Nem todos os contos têm a mesma força, e nem o seu conjunto causa o mesmo impacto que a leitura de Quem faz gemer a terra, mas em alguns contos Kiefer mostra habilidade para iniciar um conflito sem previsibilidade, conduzi-lo com a necessária tensão e dar-lhe um final irretocável.

O conto que abre o livro, Medo, é grande exemplo disso, ao colocar ex-torturador no táxi dirigido pelo ex-torturado.

O que vejo, ao retrovisor, são imagens invertidas: a cicatriz que estava no lado direito do rosto vai para o esquerdo. O rosto, aprendi no táxi, não é a soma de testa, nariz, bochechas e queixo, o rosto é outra coisa.

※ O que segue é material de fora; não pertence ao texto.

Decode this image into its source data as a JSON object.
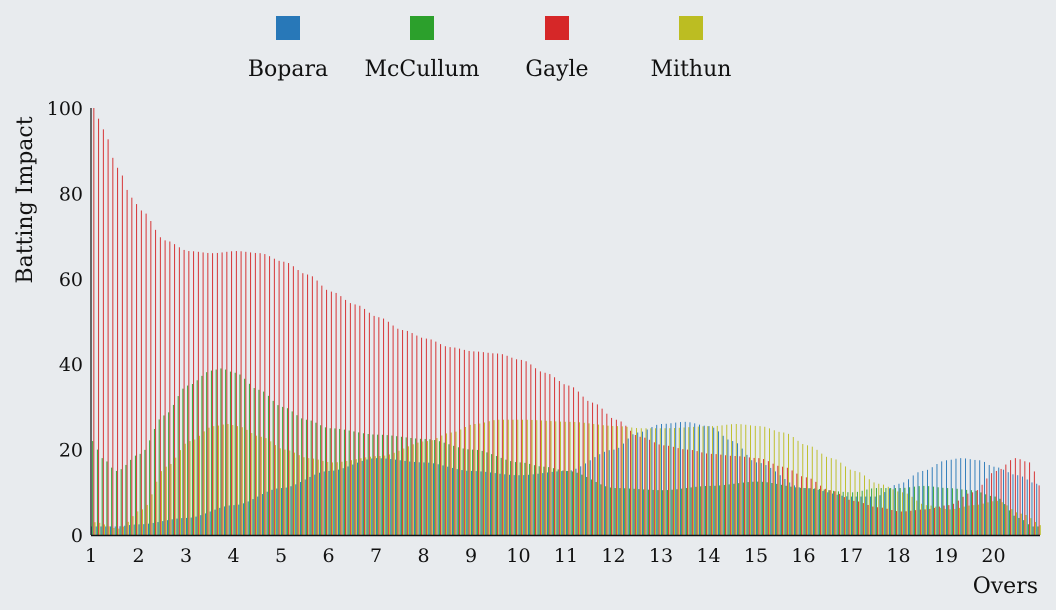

O que parecia ser conversa de taxista vira uma histórica dramática, em que o policial encontra seu filho pequeno ao lado do revolucionário que acabou de torturar, enquanto este faz a barba e tem uma navalha afiada a seu alcance.

O drama se faz presente com ainda mais força em contos como O boneco de neve, Morte súbita, Maria Rita e Belino, nos quais morte e violência aparecem com certa naturalidade e impressionam justamente por isso. São contos inteligentes, que mostram que a morte e a violência, na maioria das vezes, são apenas conseqüências, às vezes inevitáveis, às vezes imperceptíveis, como no chocante O boneco de neve, em que quatro garotos cobrem um amigo com gelo.

Excitados, eu, Maneco, Juca e João Carlos, todos meninos, todos inocentes, e incendiados todos pela branca irresponsabilidade da infância, cobrimos primeiro as suas pernas, depois o seu tronco. Não recordo em que momento percebemos que ele não respirava mais.

O mais divertido de Logo tu repousarás também é a história de Nero, um galo de briga. Quem narra a aventura de Nero é seu tratador, que diz que preparar um galo é como contar uma boa história: “Embora estejam todos ao redor do curro por causa do desfecho, as marchas e contramarchas é que fazem a briga interessante. Uma história também tem unhas e esporões”.

A história de Nero e seu tratador é tão bem contada que os dois, ainda que no plano da rinha, lembram um pouco o Mateus de Quem faz gemer a terra. Seria injusto dizer que Kiefer é melhor ou pior conforme o tamanho da narrativa, mas percebe-se um conforto maior do autor neste conto, o único realmente longo do livro. Usando com perfeição a voz do narrador, Kiefer alterna o relato entre as brigas na rinha, os conflitos da família que se dedica a preparar os galos e o treinamento dos “lutadores”.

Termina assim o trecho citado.